Generally speaking a table is a list of things. The things are described by the columns. If your project involves things which you are describing with 300 properties then 300 is the right number of columns.
However, it seems unlikely to me that is what you plan to do with the 300 columns. It seems more likely that there are repeating groups of columns which are the same properties of the things, possibly occurring monthly, or at various sites, or in various classrooms. That is they actually represent other things which are related to the basic thing in the table. If so, then they need to be moved into their own tables.
Why not tell us what you plan to do with those 300 columns.
I really only need about 150 columns. I asked about 300 in case of future expansion.
But anyway, my table would have a key unique identifier field, about 10 text fields and 125+ true/false type of fields (boolean).
I thought about turning the 125 fields into 1 field of varchar(125).
Then each character of the new field would be a true/false value, but then my php code would have to parse this which is doable but I'm trying to keep it simple
Questionnaires are an application domain which have data that might be stored in a structure like the one you described with a few text fields for open-ended responses and many integer and boolean fields for multiple choice, ratings, and true/false responses.
One way to represent the returned questionnaires is with three tables, SurveysReturned, SurveyAnswers, and SurveyComments.
The SurveysReturned table has one row for each questionnaire that is returned, the thing represented in this table is a questionnaire completed by someone. The columns are survey_id which is the primary key, plus 10 other columns which are facts I need about the questionnaire source, date received, etc.
The thing represented in the SurveyAnswers table is a response to a question on one of the surveys. The columns are survey_id which is a foreign key referring to the questonnaire; answer_id which is a primary key that is unique over all of the answers to all questions on all of the questionnaires; question_id which tells which question this is the answer to; and answer which is a code indicting what the answer to the question was.
This table is particularly relevant to your application, I think.
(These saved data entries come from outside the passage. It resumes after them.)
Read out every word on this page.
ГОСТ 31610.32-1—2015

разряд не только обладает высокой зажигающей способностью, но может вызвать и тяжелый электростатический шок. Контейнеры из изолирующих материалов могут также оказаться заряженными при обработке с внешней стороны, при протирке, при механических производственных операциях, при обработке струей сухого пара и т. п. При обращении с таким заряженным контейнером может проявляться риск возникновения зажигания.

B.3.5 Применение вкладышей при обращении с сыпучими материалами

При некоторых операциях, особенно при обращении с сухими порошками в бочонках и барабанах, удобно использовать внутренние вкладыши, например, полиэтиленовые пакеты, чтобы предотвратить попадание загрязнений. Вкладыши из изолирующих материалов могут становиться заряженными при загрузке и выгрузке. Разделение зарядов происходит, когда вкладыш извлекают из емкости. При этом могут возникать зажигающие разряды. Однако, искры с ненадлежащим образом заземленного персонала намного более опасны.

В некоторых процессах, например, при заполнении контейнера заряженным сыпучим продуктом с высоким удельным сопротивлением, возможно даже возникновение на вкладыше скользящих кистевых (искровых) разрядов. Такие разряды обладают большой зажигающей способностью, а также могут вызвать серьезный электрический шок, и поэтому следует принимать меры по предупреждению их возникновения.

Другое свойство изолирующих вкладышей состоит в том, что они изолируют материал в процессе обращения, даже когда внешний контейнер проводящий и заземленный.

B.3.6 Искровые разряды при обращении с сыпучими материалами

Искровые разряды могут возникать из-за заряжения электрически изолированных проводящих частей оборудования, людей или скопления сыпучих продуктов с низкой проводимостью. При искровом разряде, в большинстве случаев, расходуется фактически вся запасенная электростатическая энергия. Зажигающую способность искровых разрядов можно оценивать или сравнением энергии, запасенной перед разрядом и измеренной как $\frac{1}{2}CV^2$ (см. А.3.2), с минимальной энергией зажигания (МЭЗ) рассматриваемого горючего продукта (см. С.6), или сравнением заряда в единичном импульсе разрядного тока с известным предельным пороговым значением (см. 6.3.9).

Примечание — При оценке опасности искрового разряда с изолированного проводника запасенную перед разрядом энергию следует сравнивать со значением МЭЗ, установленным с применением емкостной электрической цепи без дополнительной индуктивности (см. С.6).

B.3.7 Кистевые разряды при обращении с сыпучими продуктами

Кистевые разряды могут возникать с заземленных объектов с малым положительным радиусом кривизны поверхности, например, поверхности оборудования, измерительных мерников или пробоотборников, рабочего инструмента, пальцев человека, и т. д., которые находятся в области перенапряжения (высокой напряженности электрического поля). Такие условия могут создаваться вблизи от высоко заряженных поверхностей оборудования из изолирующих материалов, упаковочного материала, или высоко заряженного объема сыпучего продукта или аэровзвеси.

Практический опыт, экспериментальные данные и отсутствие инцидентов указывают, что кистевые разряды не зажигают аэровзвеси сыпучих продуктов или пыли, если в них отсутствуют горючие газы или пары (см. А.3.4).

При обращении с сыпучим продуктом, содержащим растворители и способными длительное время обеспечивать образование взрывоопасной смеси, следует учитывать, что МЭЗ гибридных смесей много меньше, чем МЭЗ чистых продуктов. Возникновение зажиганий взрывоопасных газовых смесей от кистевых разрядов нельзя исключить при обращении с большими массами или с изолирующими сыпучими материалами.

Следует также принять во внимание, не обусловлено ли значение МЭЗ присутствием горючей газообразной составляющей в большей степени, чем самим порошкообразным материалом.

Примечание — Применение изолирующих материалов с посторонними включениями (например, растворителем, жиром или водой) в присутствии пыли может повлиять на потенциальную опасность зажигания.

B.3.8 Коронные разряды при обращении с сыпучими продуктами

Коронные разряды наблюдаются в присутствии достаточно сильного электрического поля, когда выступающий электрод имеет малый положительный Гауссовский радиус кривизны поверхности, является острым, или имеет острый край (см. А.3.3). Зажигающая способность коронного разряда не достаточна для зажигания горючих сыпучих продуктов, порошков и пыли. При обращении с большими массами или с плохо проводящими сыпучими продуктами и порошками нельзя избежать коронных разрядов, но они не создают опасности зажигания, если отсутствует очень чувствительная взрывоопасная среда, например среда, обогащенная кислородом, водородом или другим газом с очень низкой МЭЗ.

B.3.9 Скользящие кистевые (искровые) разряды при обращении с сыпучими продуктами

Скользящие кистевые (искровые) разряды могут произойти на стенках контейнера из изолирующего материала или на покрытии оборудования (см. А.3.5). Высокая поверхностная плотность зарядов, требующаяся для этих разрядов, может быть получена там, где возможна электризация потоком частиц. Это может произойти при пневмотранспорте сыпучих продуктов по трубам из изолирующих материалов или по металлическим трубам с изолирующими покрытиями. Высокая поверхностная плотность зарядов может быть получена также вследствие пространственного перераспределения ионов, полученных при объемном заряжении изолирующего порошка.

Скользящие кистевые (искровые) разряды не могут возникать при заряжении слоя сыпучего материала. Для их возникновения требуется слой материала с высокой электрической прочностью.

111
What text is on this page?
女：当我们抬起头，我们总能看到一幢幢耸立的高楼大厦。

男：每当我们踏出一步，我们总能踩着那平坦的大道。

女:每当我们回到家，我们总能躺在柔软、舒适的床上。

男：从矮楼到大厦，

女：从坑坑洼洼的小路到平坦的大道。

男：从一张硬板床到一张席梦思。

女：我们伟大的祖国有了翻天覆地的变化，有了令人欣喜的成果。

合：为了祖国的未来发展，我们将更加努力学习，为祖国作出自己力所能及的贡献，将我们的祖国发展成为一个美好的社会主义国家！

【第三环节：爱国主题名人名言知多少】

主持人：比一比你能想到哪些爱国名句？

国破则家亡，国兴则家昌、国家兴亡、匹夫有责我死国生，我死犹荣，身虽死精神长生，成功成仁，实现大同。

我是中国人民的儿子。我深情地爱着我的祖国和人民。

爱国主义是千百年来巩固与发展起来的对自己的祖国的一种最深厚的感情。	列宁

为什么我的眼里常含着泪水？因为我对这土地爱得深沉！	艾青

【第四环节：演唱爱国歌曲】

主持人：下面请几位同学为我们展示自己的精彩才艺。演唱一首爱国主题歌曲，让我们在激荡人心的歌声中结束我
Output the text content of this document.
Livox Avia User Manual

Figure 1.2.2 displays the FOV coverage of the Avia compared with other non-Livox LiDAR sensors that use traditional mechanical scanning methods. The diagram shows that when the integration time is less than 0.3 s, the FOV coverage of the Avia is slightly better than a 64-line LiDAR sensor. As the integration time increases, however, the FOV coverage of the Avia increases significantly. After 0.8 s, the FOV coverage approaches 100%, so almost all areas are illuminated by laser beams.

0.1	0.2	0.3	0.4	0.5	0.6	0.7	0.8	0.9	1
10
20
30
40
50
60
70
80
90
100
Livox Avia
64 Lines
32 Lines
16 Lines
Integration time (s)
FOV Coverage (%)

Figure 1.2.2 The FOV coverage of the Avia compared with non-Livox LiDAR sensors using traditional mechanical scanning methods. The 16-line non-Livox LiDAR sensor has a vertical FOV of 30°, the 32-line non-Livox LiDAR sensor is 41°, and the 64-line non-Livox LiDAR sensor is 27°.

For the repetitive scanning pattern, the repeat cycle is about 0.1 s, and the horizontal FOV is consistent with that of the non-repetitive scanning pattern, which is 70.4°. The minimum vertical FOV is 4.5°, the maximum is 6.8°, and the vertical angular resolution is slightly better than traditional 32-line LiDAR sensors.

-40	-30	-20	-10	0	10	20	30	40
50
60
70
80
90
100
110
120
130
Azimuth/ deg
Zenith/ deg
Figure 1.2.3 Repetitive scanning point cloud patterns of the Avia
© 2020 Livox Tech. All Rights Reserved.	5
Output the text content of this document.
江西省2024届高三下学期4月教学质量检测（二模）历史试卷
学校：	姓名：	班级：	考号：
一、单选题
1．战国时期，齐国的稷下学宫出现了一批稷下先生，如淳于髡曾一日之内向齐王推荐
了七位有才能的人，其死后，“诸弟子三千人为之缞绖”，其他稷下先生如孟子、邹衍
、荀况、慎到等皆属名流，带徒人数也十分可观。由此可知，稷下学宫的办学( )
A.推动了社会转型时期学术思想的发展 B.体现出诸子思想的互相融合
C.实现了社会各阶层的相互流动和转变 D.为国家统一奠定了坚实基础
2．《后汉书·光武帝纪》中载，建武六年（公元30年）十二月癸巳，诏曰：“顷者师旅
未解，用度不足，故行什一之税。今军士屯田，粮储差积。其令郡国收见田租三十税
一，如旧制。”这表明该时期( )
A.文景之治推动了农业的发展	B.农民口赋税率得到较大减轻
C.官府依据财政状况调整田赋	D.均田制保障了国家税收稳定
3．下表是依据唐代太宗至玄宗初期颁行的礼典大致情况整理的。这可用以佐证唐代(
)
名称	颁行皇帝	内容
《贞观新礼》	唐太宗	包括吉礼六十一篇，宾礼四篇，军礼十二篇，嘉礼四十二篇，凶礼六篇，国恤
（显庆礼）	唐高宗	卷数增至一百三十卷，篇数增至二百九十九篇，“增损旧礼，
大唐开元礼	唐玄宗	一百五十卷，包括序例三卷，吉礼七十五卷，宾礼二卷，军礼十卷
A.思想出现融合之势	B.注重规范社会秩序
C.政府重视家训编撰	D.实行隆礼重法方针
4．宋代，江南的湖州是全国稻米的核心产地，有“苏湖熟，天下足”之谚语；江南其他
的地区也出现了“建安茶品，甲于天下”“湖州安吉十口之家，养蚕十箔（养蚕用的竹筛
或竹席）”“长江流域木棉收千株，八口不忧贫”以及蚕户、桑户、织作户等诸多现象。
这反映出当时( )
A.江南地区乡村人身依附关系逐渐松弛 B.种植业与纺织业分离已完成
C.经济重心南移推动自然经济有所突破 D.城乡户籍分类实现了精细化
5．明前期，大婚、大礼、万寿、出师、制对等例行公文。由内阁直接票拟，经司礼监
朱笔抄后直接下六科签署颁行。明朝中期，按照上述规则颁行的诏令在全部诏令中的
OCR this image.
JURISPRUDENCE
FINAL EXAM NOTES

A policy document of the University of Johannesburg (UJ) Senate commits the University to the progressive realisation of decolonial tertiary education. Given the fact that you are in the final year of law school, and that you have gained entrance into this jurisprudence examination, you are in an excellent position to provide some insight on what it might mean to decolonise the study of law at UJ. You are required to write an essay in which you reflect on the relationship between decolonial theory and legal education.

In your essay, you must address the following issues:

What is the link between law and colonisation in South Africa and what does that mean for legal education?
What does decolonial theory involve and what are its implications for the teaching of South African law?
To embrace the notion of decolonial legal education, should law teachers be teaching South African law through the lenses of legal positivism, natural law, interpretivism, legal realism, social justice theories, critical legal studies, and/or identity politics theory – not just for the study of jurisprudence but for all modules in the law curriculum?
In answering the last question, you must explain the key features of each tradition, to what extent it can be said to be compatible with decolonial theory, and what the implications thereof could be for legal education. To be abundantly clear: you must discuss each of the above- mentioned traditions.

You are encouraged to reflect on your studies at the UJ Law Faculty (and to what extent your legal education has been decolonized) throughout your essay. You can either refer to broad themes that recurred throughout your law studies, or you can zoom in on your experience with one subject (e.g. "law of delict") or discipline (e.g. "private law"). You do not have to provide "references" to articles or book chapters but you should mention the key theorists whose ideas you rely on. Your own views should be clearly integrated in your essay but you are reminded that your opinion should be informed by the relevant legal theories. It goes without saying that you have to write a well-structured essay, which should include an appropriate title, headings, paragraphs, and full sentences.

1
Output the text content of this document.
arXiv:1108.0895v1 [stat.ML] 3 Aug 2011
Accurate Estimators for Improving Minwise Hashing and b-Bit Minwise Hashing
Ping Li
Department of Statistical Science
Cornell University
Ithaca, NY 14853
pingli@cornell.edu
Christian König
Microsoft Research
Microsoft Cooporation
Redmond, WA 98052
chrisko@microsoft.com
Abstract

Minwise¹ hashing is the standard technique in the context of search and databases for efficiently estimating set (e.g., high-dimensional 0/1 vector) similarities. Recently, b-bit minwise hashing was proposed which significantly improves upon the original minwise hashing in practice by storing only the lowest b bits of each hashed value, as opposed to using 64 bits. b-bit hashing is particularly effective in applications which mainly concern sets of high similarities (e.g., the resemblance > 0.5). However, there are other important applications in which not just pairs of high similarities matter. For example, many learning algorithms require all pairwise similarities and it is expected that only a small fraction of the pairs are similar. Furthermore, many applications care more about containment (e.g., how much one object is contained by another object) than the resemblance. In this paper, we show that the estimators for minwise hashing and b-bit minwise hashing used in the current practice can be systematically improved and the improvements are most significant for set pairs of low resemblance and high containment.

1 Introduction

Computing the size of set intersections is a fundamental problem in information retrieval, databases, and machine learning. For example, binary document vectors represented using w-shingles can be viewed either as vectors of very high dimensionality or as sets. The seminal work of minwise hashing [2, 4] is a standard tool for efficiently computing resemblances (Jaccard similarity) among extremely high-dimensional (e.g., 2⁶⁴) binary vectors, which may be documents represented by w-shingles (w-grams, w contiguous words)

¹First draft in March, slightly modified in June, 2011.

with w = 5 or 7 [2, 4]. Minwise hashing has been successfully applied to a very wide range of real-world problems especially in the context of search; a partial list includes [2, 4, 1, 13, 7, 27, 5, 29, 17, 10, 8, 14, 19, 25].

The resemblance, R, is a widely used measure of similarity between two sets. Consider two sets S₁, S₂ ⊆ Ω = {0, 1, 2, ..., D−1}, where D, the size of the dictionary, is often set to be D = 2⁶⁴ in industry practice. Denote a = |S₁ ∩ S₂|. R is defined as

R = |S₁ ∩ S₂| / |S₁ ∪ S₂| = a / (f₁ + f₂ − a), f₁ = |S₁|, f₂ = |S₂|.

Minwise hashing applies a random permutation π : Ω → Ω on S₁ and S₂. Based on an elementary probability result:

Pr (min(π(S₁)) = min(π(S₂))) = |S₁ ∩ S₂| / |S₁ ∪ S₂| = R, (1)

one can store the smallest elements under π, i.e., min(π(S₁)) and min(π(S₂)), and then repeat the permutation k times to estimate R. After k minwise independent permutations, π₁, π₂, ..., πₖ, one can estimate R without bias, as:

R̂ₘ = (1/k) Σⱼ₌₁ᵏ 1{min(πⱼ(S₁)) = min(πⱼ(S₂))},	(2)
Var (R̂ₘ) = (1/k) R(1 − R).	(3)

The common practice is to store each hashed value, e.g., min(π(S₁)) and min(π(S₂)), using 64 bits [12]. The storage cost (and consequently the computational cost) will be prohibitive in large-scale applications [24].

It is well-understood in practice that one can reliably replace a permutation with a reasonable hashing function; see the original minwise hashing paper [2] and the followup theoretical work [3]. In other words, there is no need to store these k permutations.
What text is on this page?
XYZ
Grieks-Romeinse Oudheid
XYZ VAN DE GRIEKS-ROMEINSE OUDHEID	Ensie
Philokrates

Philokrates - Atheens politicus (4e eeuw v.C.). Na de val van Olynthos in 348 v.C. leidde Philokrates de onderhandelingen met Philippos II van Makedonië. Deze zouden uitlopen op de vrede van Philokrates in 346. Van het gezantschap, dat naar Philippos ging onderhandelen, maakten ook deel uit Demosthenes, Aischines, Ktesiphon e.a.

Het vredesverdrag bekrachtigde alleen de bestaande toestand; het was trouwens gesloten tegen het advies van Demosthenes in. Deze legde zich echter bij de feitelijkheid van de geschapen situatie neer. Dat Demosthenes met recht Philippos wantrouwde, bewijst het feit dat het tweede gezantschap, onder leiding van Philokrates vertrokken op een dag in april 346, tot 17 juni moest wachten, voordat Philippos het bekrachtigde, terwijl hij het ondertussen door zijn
Where you are thinking about having 125 true/false columns, you might instead have 125 rows in such a table. Each row with a column for the true/false value, a second column to identify what it is that is true or false, and a third column referring to the key unique identifier field in your basic table.
There are two advantages to this approach. One is that it can be extended to 126 items, or even 526 items, often with little or no changes to any queries, database design, or application programming. The other advantage is that reporting will be straightforward using SQL GROUP BY statements and simple aggregate functions SUM(), AVG(), and COUNT().
The things in the third table are verbose, non-coded answers to questions. Rows are added only for actual comments; since most open-ended items are not answered there is no storage wasted for those questions. There is a survey_id column, an answer_id column, and a text column.